La fin de l’année approche, vous pensez devoir payer des impôts sur vos revenus. Pourquoi ne pas réduire une partie de vos impôts en effectuant un don à une association de votre choix ? Dépêchez-vous, car, pour être pris en compte sur votre impôt, vos dons doivent être envoyés avant le 31 décembre 2010.


Réduisez vos impôts !

Je vais recevoir une prime cette année, quel montant je peux donner à une association ?

© D.R.
© D.R.
Djamel Louergli. Il n’y a pas de limite autorisée, vous êtes libre de donner le montant que vous souhaitez. Un particulier peut bénéficier d’une réduction d’impôts pour tous les dons faits en cours d’année, dans la limite de 20 % de ses revenus. Au-delà, l’excédent est reportable sur les cinq années suivantes. La réduction est équivalente à 66 % du don. 
Exemple : si vous êtes assujetti à 500 € d’impôts, soit vous pouvez faire le choix d’affecter cette somme à une cause humanitaire ou au financement d’une association culturelle ou cultuelle, et ne serez alors imposé que du tiers de cette somme, soit vous pouvez faire le choix de donner par exemple 750 € et vous ne paierez pas d’impôts.

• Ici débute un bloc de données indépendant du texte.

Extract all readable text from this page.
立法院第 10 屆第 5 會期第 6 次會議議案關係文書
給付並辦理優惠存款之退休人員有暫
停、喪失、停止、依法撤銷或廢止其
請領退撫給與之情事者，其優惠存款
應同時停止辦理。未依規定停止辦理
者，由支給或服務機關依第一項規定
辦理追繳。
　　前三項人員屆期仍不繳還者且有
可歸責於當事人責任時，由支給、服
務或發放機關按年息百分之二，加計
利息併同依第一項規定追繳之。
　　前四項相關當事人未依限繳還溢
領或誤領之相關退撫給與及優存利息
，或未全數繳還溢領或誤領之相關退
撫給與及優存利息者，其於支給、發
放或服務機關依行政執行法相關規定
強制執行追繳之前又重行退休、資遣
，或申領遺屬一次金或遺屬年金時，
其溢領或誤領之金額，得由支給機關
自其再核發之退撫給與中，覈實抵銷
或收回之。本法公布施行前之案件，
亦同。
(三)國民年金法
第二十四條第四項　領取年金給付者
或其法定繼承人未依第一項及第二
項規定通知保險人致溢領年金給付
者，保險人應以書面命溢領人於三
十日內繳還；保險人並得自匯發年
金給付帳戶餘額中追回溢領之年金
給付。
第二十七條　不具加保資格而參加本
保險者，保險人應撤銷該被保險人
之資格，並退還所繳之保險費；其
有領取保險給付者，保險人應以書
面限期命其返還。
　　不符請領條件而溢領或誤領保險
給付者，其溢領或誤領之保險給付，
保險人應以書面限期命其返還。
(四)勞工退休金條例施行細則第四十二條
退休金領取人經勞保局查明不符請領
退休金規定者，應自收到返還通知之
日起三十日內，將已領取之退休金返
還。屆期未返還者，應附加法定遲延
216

Je suis dirigeant d’une association, quelles sont les obligations pour que nous puissions émettre des reçus fiscaux ?
 
Djamel Louergli. Tout d’abord, je vous conseillerai de vérifier que votre association est habilitée à émettre des reçus fiscaux [lire l’encadré]. Si vous avez un doute ou si vous souhaitez vérifier que votre activité est concernée, vous pouvez questionner les services des impôts. Ensuite, les reçus fiscaux doivent respecter des règles de forme et de fond prévues par la loi. Un modèle de reçu fiscal est proposé sur le site des impôts [www.impots.gouv.fr]. Attention, soyez très vigilant dans l’émission de vos reçus fiscaux : en cas d’irrégularité, l’association est passible d’une amende égale à 25 % des sommes indûment mentionnées sur les reçus. Les dirigeants de l’association sont solidairement responsables si leur mauvaise foi est établie.
 

Principales associations pouvant émettre des reçus fiscaux
• Associations d’intérêt général à caractère philanthropique, éducatif, scientifique, social, familial, humanitaire, sportif ou culturel
• Associations reconnues d’utilité publique
• Associations cultuelles régies par la loi de 1905.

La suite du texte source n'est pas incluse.